The exact origin of extradural meningiomas is unclear, but several theories have been proposed. Their unusual locations are assumed to be the result of the aberrant differentiation or misplacement of undifferentiated mesenchymal stem cells [51]. Alternatively, extradural meningiomas may arise from differentiated arachnoid cap cells associated with blood vessels or nerves traversing the skull [52, 53]. Another theory proposes that they originate from arachnoid cap cells that get trapped in the cranial sutures during embryogenesis or molding of the cranium at birth [20, 21, 54]. Trauma with skull fracture has also been proposed as a causative factor of some extradural meningiomas, suggesting direct dural entrapment within bone fragments at the time of trauma [55].

The osteolytic subtype of intraosseous meningiomas is often misdiagnosed as a primary or secondary bone tumor due to its radiological appearance.

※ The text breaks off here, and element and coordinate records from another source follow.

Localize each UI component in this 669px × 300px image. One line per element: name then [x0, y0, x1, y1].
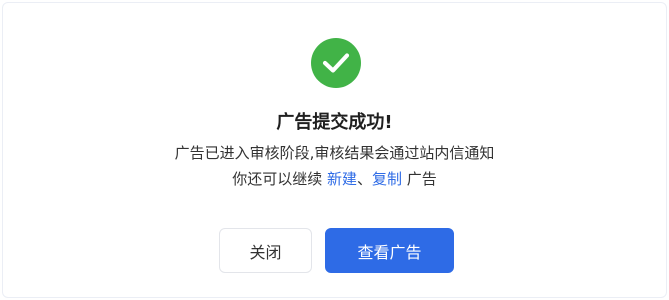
check-mark-icon [322, 53, 350, 73]
dialog-title: 广告提交成功! [276, 112, 393, 133]
check-circle-icon [311, 38, 361, 88]
link-separator: 、 [356, 170, 372, 188]
copy-ad-link[interactable]: 复制 [372, 170, 402, 188]
next-actions-suffix: 广告 [402, 170, 437, 188]
new-ad-link[interactable]: 新建 [327, 170, 357, 188]
dialog-next-actions: 你还可以继续 新建、复制 广告 [0, 168, 669, 190]
close-button[interactable]: 关闭 [219, 228, 312, 273]
view-ad-button[interactable]: 查看广告 [325, 228, 454, 273]
dialog-message: 广告已进入审核阶段,审核结果会通过站内信通知 [174, 144, 495, 162]
next-actions-prefix: 你还可以继续 [232, 170, 327, 188]
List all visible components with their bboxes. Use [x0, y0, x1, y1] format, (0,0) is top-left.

The differential diagnosis of a solitary osteolytic skull lesion includes hemangioma, chondroma, chondrosarcoma, eosinophilic granuloma, epidermoid cyst, giant cell tumor, myeloma, and metastatic skull tumor [6, 23, 33].

Primary extradural meningiomas were practically classified according to their location by Lang and colleagues (Table 2) [3]. Therefore, intraosseous meningiomas could be considered Type II or Type III extradural meningiomas. Based on this classification, the present case falls into the type IIIB category due to the presence of extracalvarial extension. This classification is helpful in predicting the risk of tumor recurrence. The IIC and IIIC subtypes rarely recur after complete resection, whereas the IIB and IIIB subtypes have a reported lifetime risk of recurrence of 26% [3].

Table 2 Primary extradural meningioma classification by Lang et al. 2000 [3]

Histopathological features are also important factors affecting tumor recurrence and prognosis. Recurrence was noted in 22% of benign intraosseous meningiomas in the literature, while it was reportedly 33% in cases of tumors with atypical or malignant pathology. In addition, aggressive atypical or malignant meningiomas had a significantly higher mortality of 29% compared to tumors with benign features (4.8%) [3]. Osteolytic meningiomas may have a higher incidence of atypical or malignant features [6]. In previous reports, benign features were reported in 87–89% of all extradural meningiomas, whereas in our literature review of osteolytic intraosseous meningiomas, 26% of cases were WHO grade II or III [3, 8].

Wide surgical excision is the main treatment for extradural meningiomas, and it is potentially curative if complete resection is achieved [6, 7]. In the present case, a small portion of the tumor near the jugular foramen could not be removed due to the possibility of cranial nerve injury. In the case of skull base lesions that cannot be totally resected, decompression of vital neural structures is performed.

In conclusion, we performed surgical treatment for a rare case of primary osteolytic intraosseous meningioma in the skull base with extension to the cervical area. The histopathologic diagnosis was atypical meningioma. If possible, complete resection is the treatment of choice, and serial follow-up should be done to confirm recurrence or progression.